Redemption had never made a semi-final before they beat Crazy Tronners in the Ladle 63 bottom semi. They went on to take a match off the champion Rogue Tronners, and followed it up the next month with another finals appearance. That’s quite a jump.

Looking at the rosters, though, it becomes easy to explain. The Ladle 63 team that won a match in the finals featured two key players that were not in the clan a month earlier: Appleseed and Eckz. They’ve since become mainstays in the top lineup.

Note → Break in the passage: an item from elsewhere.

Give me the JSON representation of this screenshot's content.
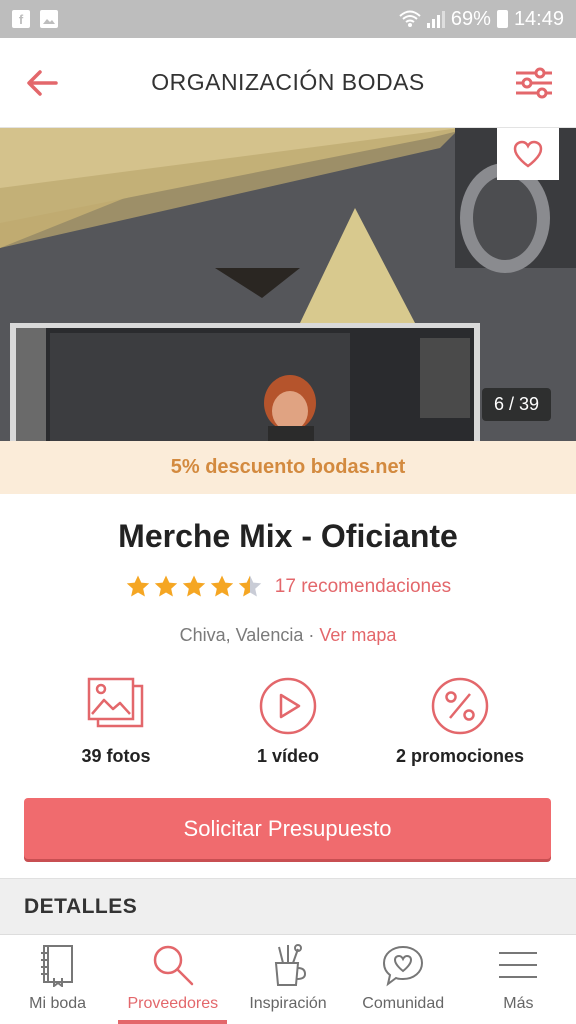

The second jump from losing finals to winning them came as Dreadlord came over from Revolver to replace Slick. Both parts of that are important. Slick is below replacement level talent for teams playing Ladle finals, and Dreadlord is at least replacement level, on good days well above it. Getting rid of Slick patched up a hole in the six-man unit, and adding Dread gave the team another weapon.

Redemption won their two ladles with a combination of Koala and Roter and will be without both in Ladle 67. That should mean more grid time from Subfocus and Wolf, both of whom represent steps backward. Both could be deployed usefully, or cleverly. Wolf, with his experience as being at the front of the line for his old team, should be capable of improvising when needed, but it’s as of yet unclear how this new chemistry will work.

The strengths of Redemption are foremost their defense and how quickly they move in on offense. Soul has been a blue chip defender for the past half-year, and while sweeping has been suspect at times, the offense puts enough pressure to negate that weakness. Vov has been a force in the middle, but this team is so dangerous because they can convert failed center attacks into successful ganks.

The biggest question going forward is one of chemistry. Leadership changes were made about a week ago, presumably to put an end to inner conflicts. There’s a reason three members have left in the past month, as reported in the Wall Grind Journal. But there’s also a reason one has joined.

Redemption seems for the moment to have little identity other than being a winner. That may be a good thing, but this particular configuration of players do not have any experience losing together. That lack of experience may become evident if they find themselves in a position where elimination becomes a real possibility. The most experience player on the team, Dreadlord, knows how rare it is to have a chance to win three in a row, and is likely to be even more committed to winning than he usually is. His competitiveness is the reason he is the winningest Ladler ever. He has won 5 Ladles in the past year, and 11 of the last 19, a continued period of excellence that is unmatched by any individual or team. He has already won three in a row as an individual, but doing it with the same team would be something different altogether.

If Redemption repeats for a second time it will be because they were able to control their emotions and keep a steady hand, rather than letting the moment overwhelm them. They are likely to keep facing serious competition as they keep advancing. The best chance anyone has to knock them off may well be Rogue Tronners, if the two meet in the quarterfinals. Redemption will be coming in cold, without playing an opening round match, and Rogue Tronners will be a serious squad to face to open the day.

Regardless of the result, and regardless of the drama surrounding their recruiting practices, Redemption has built not just a contender, but a winner. Only another winner will be able to knock them off in Ladle 67. Regardless of the result, the direction of the clan is confirmed.